For my first time, I was generally happy (and relieved) to feel like everything went okay, and I would love to do more talks like this.
My speech was the fourth of a year-long monthly event with the Nebraska Writers Guild. Every month, a new writer comes in to read, talk, or act. It’s such a great opportunity and I’m grateful that we’ve got both a strong writer group in Nebraska and places like Red Path ready to collaborate and help us get our names out there.
If you’re a new writer, I can’t stress how important it is to seek out groups like the NWG or the RMFW and see what kind of opportunities they maybe bring you. And also, whether you are in an organization like that or not, I’d like to encourage you to do what you can to find local speaking or reading opportunities.

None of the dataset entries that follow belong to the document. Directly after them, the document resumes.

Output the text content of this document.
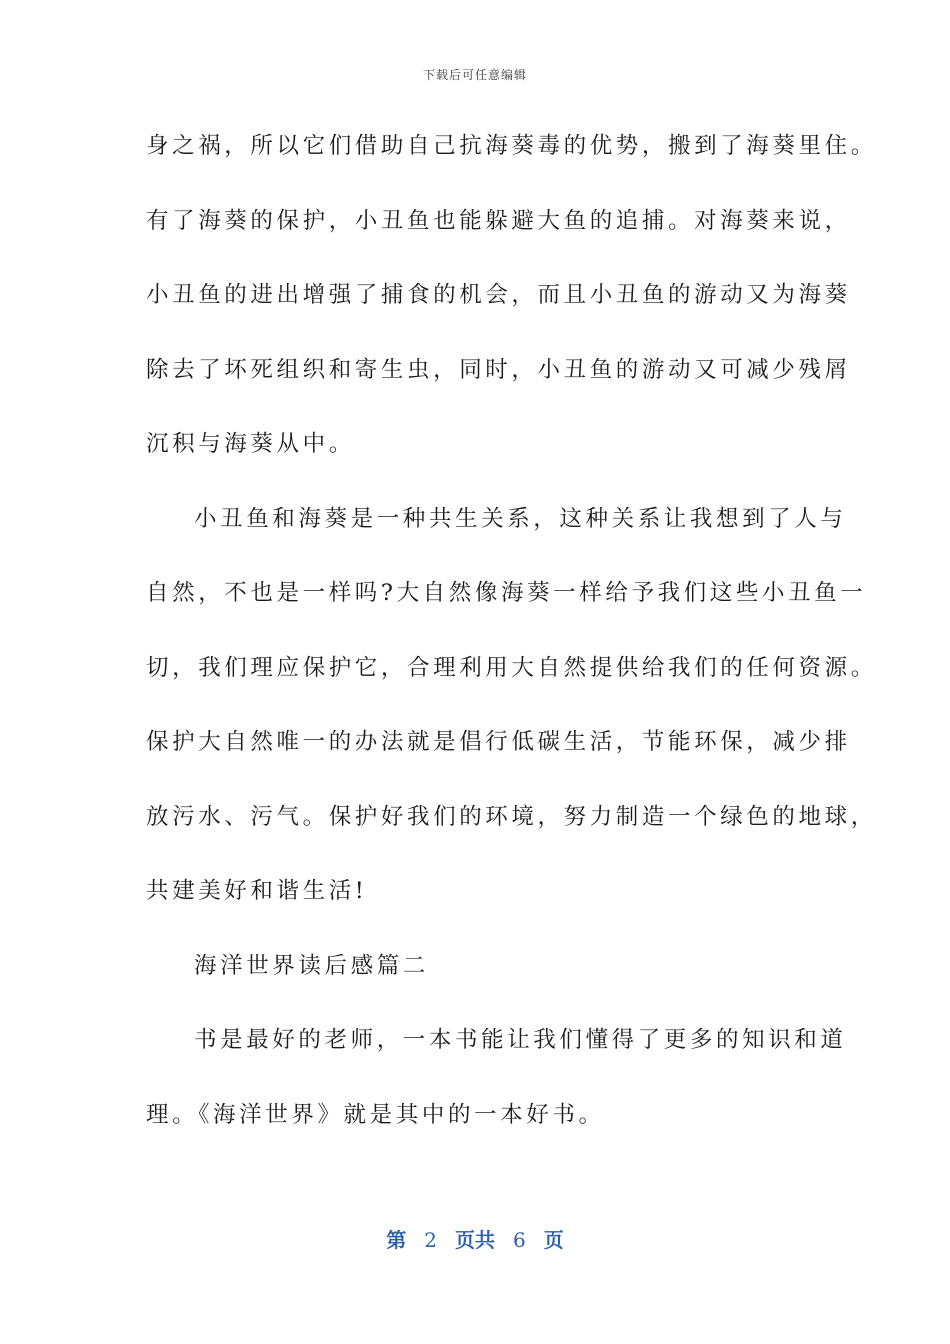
下载后可任意编辑
身之祸，所以它们借助自己抗海葵毒的优势，搬到了海葵里住。
有了海葵的保护，小丑鱼也能躲避大鱼的追捕。对海葵来说，
小丑鱼的进出增强了捕食的机会，而且小丑鱼的游动又为海葵
除去了坏死组织和寄生虫，同时，小丑鱼的游动又可减少残屑
沉积与海葵从中。
小丑鱼和海葵是一种共生关系，这种关系让我想到了人与
自然，不也是一样吗?大自然像海葵一样给予我们这些小丑鱼一
切，我们理应保护它，合理利用大自然提供给我们的任何资源。
保护大自然唯一的办法就是倡行低碳生活，节能环保，减少排
放污水、污气。保护好我们的环境，努力制造一个绿色的地球，
共建美好和谐生活!
海洋世界读后感篇二
书是最好的老师，一本书能让我们懂得了更多的知识和道
理。《海洋世界》就是其中的一本好书。
第 2 页共 6 页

If you’re in a city, you’re likely surrounded by coffee shops, libraries, art galleries, and schools. Start making phone calls and see who would be willing to bring you in to read, talk, sign books, or whatever. Just like submitting short stories or querying agents, the worst thing that will happen is that they will say no.
So to close, I just wanted to thing Red Path for hosting me, the NWG (and Gina especially) for helping arrange it, and any of you who happened to stop by.
I hope I was able to get you excited about writing and chasing your writing dreams just like I’m chasing mine.